Ads put out by the Natural Gas Alliance and Piedmont Natural Gas promote a heart-warming vision of American families benefiting from natural gas supplying cleaner energy throughout the country. What they neglect to mention is the harmful effects that fracking has on communities surrounding drill sites, and this obfuscation manipulates public perception.


With fossil fuels controlling the media and the government, and with common forms of political engagement largely unavailable to us, we turn to divestment as our last opportunity to speak. Many other divestment campaigns have come to the forefront in the past but none more powerful than Divest from South Africa of the late 1970s and 1980s. At that time, divestment grew to the point where corporations such as IBM and General Motors felt the impact on their business and withdrew their factories and contracts from South Africa. Eventually, with the added pressure of US legislation, the isolation of the apartheid regime resulted in its falling apart.
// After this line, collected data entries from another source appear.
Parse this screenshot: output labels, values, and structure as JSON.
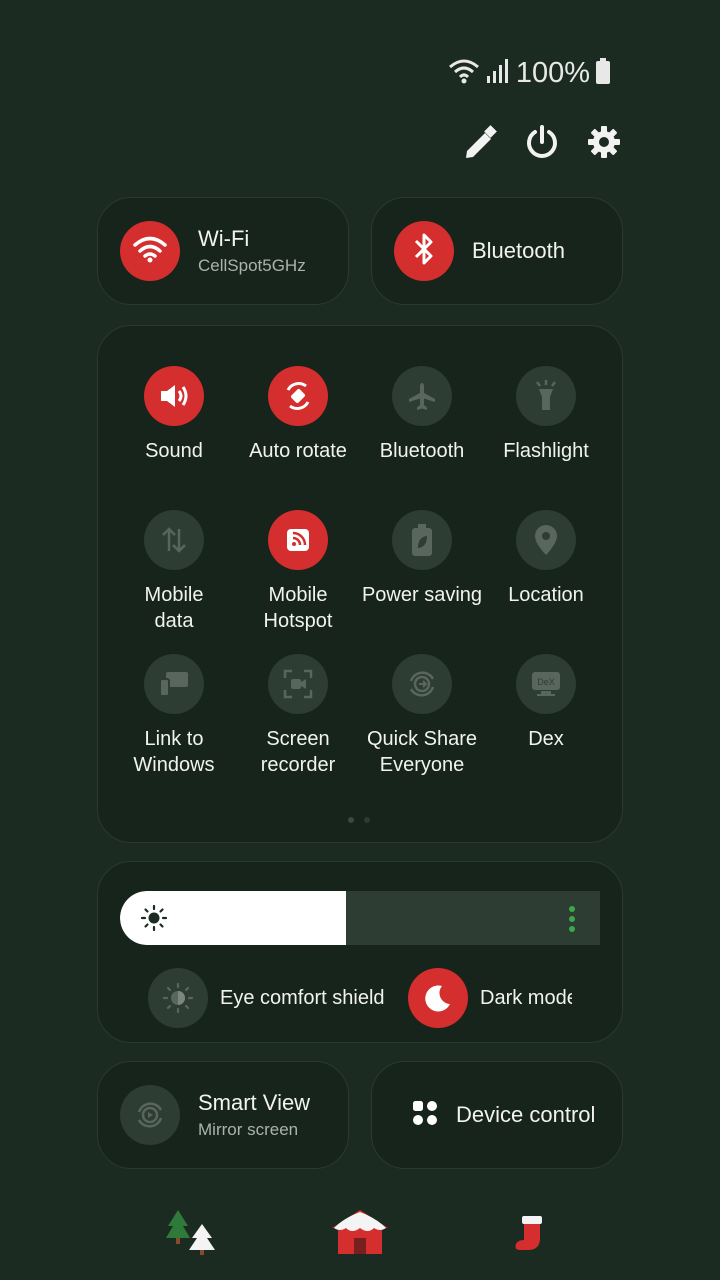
{
  "status_bar": {
    "battery_text": "100%"
  },
  "header_actions": {
    "edit": "pencil-icon",
    "power": "power-icon",
    "settings": "gear-icon"
  },
  "big_tiles": {
    "wifi": {
      "title": "Wi-Fi",
      "subtitle": "CellSpot5GHz",
      "state": "on"
    },
    "bluetooth": {
      "title": "Bluetooth",
      "state": "on"
    }
  },
  "quick_tiles": [
    {
      "label": "Sound",
      "state": "on",
      "icon": "speaker-icon"
    },
    {
      "label": "Auto rotate",
      "state": "on",
      "icon": "rotate-icon"
    },
    {
      "label": "Bluetooth",
      "state": "off",
      "icon": "airplane-icon"
    },
    {
      "label": "Flashlight",
      "state": "off",
      "icon": "flashlight-icon"
    },
    {
      "label": "Mobile\ndata",
      "state": "off",
      "icon": "data-arrows-icon"
    },
    {
      "label": "Mobile\nHotspot",
      "state": "on",
      "icon": "hotspot-icon"
    },
    {
      "label": "Power saving",
      "state": "off",
      "icon": "battery-leaf-icon"
    },
    {
      "label": "Location",
      "state": "off",
      "icon": "location-pin-icon"
    },
    {
      "label": "Link to\nWindows",
      "state": "off",
      "icon": "link-windows-icon"
    },
    {
      "label": "Screen\nrecorder",
      "state": "off",
      "icon": "screen-record-icon"
    },
    {
      "label": "Quick Share\nEveryone",
      "state": "off",
      "icon": "quick-share-icon"
    },
    {
      "label": "Dex",
      "state": "off",
      "icon": "dex-icon"
    }
  ],
  "brightness": {
    "level": 0.47
  },
  "display_toggles": {
    "eye_comfort": {
      "label": "Eye comfort shield",
      "state": "off"
    },
    "dark_mode": {
      "label": "Dark mode",
      "state": "on"
    }
  },
  "bottom_tiles": {
    "smart_view": {
      "title": "Smart View",
      "subtitle": "Mirror screen"
    },
    "device_control": {
      "title": "Device control"
    }
  },
  "nav": {
    "left": "christmas-trees-icon",
    "center": "snowy-house-icon",
    "right": "stocking-icon"
  },
  "colors": {
    "background": "#1c2b22",
    "card": "#16241b",
    "accent_on": "#d42e2e",
    "off_circle": "#2e3d34"
  }
}
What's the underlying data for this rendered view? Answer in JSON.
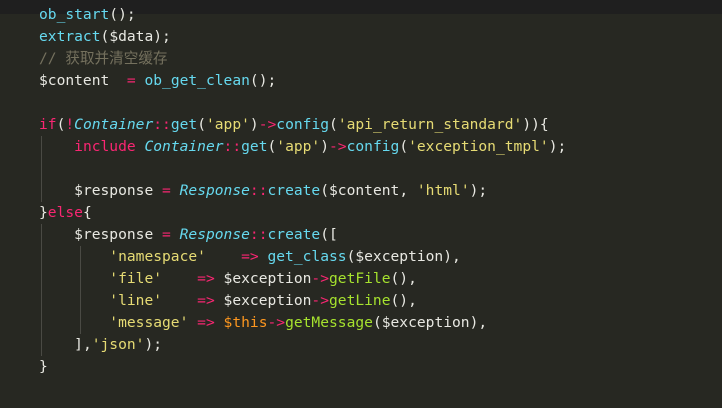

Keeping South Africa in our memory backpack, the environmental movement carries on, chugging away at our opposition. In just the past couple of years, 18 colleges, 64 religious institutions and a number of cities and other organizations have all taken the pledge to divest from fossil fuels. Oil, gas and coal are starting to feel the pressure, and every day we gain sway in their rigged system. Divestment signals to politicians the importance of climate change issues to the public, forcing them to act on these matters so vital to our lives. As Ghandi said, “First they ignore you, then they laugh at you, then they fight you, then you win.”


Emma Ronai-Durning ’18 is from Salem, Ore., Kate Johnson ’18 is from Bedford, Mass. and Amosh Neupane ’18 is from Queens, N.Y.